The data was obtained by the University of California Berkeley's Deportation Data Project through a lawsuit after the administration stopped publishing detailed arrest information. Analysts said that the findings offered the clearest look yet at how the early crackdown unfolded.
Data contradicts Trump officials' claim of targeting violent offenders
The newly uncovered arrest records show that ICE detained nearly 75,000 people with no criminal background, despite repeated assurances from President Trump and DHS leaders that enforcement would zero in on "murderers and gang members."
"It contradicts what the administration has been saying about people who are convicted criminals and that they are going after the worst of the worst," said Ariel Ruiz Soto, senior policy analyst at the Migration Policy Institute.
The dataset, compiled by an internal ICE office that tracks arrests, detention and deportations, includes no distinctions between minor offenses and serious violent crimes for those who did have records.
It also does not include arrests made by the Border Patrol, which has launched its own operations deep inside US cities, including Chicago, Los Angeles and Charlotte.
Border Patrol's expanding role remains largely opaque. "That is the black box that we know nothing about," Ruiz Soto said. "How many arrests is Border Patrol doing?

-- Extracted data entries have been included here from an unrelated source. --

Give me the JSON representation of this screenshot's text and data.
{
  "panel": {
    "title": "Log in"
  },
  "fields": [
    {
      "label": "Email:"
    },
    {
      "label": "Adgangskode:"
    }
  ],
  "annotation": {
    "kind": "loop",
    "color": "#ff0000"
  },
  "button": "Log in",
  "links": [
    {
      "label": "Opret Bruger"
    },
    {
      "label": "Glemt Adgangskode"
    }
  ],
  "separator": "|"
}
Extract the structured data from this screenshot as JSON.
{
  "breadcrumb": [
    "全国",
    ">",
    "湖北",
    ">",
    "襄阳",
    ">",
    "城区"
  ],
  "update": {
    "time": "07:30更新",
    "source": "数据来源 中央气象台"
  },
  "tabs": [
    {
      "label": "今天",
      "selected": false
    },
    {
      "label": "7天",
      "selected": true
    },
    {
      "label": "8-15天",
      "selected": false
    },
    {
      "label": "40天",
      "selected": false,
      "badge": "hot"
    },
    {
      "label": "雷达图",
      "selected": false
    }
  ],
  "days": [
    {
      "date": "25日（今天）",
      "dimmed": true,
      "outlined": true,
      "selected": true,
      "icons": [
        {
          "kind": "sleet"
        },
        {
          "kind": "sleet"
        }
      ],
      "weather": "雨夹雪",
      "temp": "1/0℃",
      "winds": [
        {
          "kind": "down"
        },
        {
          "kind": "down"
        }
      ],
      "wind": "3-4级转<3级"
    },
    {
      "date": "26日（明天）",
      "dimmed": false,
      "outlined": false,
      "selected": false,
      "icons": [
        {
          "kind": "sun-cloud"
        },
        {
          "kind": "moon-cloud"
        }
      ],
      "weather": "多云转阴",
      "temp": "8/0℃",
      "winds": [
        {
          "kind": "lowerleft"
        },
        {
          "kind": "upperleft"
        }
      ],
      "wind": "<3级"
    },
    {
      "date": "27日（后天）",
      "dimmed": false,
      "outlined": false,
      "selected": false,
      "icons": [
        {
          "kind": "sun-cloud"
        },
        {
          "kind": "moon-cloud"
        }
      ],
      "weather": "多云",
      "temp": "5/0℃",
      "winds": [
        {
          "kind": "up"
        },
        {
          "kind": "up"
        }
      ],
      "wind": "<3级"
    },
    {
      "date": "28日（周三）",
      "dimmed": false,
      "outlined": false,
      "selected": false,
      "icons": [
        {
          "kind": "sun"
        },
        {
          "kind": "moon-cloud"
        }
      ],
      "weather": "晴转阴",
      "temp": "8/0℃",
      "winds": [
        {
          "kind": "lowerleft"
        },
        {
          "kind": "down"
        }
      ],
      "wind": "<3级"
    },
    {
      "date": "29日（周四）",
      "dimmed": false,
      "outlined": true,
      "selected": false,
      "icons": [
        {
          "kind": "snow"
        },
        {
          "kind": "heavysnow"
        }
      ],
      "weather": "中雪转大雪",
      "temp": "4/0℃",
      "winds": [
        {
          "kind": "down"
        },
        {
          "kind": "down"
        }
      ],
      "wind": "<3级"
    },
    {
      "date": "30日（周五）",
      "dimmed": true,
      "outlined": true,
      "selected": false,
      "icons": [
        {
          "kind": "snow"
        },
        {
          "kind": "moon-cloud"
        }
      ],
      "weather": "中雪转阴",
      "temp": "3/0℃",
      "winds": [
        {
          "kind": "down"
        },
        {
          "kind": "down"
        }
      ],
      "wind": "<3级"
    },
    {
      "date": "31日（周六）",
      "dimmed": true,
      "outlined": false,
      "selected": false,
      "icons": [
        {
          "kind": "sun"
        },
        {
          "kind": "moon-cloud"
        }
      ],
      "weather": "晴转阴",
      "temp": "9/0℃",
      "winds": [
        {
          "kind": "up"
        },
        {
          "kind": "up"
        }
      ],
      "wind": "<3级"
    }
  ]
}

How many of those are leading to removals and under what conditions?"
Reportedly, a Department of Homeland Security spokesperson declined to comment on the findings.
ICE allegedly averaged 824 daily arrests, well below target
ICE field offices have been under pressure to dramatically increase arrest numbers.
In mid-May, White House adviser Stephen Miller even threatened to fire senior ICE officials if they failed to hit 3,000 arrests per day, according to NBC News.
But the internal records showed that ICE made an average of just 824 arrests daily, far below the target, though still reportedly more than double the daily average under the Biden administration in 2024.
The demographic breakdown highlighted the scope of the operations- roughly 90% of those arrested were men.
Mexican nationals also accounted for the largest group, about 85,000, followed by migrants from Guatemala (31,000) and Honduras (24,000). More than 60% were between ages 25 and 45, a range employers said is crucial to the labor force.
"Now we're really feeling that pain in the workforce," said George Carrillo, CEO of the Hispanic Construction Council.
"Now even the most conservative Republicans are feeling it and understanding that, hey, something different has to be done because now it is affecting their businesses," he said, "and they're worried about this strategy."
The data revealed that 22,959 people left the country under "voluntary departure."